Scientists train sniffer bees to detect explosives and radioactive materials
In a project funded by NATO Science for Peace and Security, experts are training bees to locate explosives, radioactive metals, and drugs. Under some circumstances, the bees will be more useful than sniffer dogs because they can work longer with less financial investment.
Dr. Ross Gillanders, a senior researcher at the University of St Andrews, helped develop equipment that detects whether the bees return to the hive with tiny traces of explosives. During early trials in Croatia, drones were used to locate the source of any small traces picked up by the bees.
The bees are trained to form an association between the scent of explosives and sugar water. This allows the bees to pick up on the scent of explosives, which they believe is nectar, from a distance of up to two kilometers.
According to Dr. Gillanders, once the bees are trained and released they immediately seek out the explosives.
“Basically we teach them by a version of reward like you do with dogs,” said Dr Gillanders. “The bees fly out of their hive to go about their normal day to day job of finding pollen but instead of finding pollen they find explosives. It’s the sugar syrup, which draws them out.”
“However, after three days the bees realise that they aren’t getting reward from the TNT and as a result are disinterested in it and look for other things.” At this point, the bees must be re-trained to find explosives.

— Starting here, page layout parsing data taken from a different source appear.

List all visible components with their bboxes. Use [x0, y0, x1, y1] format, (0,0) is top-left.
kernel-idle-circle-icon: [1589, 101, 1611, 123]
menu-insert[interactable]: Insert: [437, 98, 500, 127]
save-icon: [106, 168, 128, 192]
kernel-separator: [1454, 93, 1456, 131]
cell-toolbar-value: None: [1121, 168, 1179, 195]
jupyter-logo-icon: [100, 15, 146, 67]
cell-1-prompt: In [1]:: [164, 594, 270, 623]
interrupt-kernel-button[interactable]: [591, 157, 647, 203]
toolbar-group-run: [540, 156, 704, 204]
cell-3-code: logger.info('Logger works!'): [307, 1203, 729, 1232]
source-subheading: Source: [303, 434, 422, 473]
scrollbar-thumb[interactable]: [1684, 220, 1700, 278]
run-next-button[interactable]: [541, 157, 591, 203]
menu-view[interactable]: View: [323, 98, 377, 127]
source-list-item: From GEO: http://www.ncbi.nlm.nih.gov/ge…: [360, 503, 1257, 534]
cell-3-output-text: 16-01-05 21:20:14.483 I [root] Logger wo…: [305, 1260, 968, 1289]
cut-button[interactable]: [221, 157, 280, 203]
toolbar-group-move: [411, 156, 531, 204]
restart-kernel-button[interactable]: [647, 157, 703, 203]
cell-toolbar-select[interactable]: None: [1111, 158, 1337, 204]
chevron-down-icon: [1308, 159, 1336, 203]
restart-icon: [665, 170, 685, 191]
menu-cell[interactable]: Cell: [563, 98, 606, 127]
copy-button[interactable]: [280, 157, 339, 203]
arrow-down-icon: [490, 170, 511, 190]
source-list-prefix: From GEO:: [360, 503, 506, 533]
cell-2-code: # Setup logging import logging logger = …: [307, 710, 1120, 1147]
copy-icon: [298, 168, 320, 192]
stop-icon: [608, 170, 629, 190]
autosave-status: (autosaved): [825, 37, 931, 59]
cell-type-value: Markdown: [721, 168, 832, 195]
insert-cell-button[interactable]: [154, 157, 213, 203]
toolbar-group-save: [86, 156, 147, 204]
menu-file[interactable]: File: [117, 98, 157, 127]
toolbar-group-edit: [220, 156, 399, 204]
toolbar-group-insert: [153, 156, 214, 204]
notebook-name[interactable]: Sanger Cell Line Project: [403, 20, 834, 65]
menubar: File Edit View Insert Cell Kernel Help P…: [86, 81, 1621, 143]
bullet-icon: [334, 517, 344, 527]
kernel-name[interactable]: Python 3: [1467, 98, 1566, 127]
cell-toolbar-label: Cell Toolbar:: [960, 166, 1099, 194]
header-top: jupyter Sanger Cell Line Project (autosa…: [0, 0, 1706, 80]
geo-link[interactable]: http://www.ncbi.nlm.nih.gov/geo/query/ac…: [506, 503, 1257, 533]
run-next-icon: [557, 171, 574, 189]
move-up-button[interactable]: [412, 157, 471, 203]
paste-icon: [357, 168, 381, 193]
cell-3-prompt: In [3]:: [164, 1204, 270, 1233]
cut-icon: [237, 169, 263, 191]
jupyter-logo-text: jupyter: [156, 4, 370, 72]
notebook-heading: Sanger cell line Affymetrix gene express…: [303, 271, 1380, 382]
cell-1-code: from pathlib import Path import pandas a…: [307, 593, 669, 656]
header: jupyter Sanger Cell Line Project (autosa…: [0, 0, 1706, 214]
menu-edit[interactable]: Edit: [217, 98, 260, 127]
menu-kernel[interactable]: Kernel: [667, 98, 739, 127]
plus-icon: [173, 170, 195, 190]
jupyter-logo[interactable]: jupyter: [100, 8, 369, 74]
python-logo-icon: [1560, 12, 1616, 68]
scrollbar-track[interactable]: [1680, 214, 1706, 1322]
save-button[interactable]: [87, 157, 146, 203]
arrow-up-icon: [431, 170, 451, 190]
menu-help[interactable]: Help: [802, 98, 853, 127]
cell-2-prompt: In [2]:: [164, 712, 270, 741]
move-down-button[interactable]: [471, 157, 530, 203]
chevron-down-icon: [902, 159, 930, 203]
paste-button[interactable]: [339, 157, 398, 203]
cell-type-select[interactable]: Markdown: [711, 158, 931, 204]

In Croatia, real-world tests using honeybees from local hives began in 2017. Dr. Gillanders confirmed the bees found abandoned land mines and other explosives lost during The Croatian War of Independence, which was was fought from 1991 to 1995.
In the United States, bees were previously conditioned to detect explosives in vehicles at checkpoints. Researchers at the Los Alamos National Laboratory in New Mexico trained honeybees to stick out their proboscis, the tube they use to feed on nectar, when explosives were detected.
In 2015, researchers at the University of Cologne proposed that bees could eventually replace dogs for drug detection at airports.
The results in Croatia suggest that honeybees could help to clear millions of abandoned mines around the world that put thousands of lives at risk.
According to oneybees will be ready for deployment searching out the mines in between five and ten years and have already been trained to identify other dangerous or illicit materials.
The study is published in the Psychological Bulletin.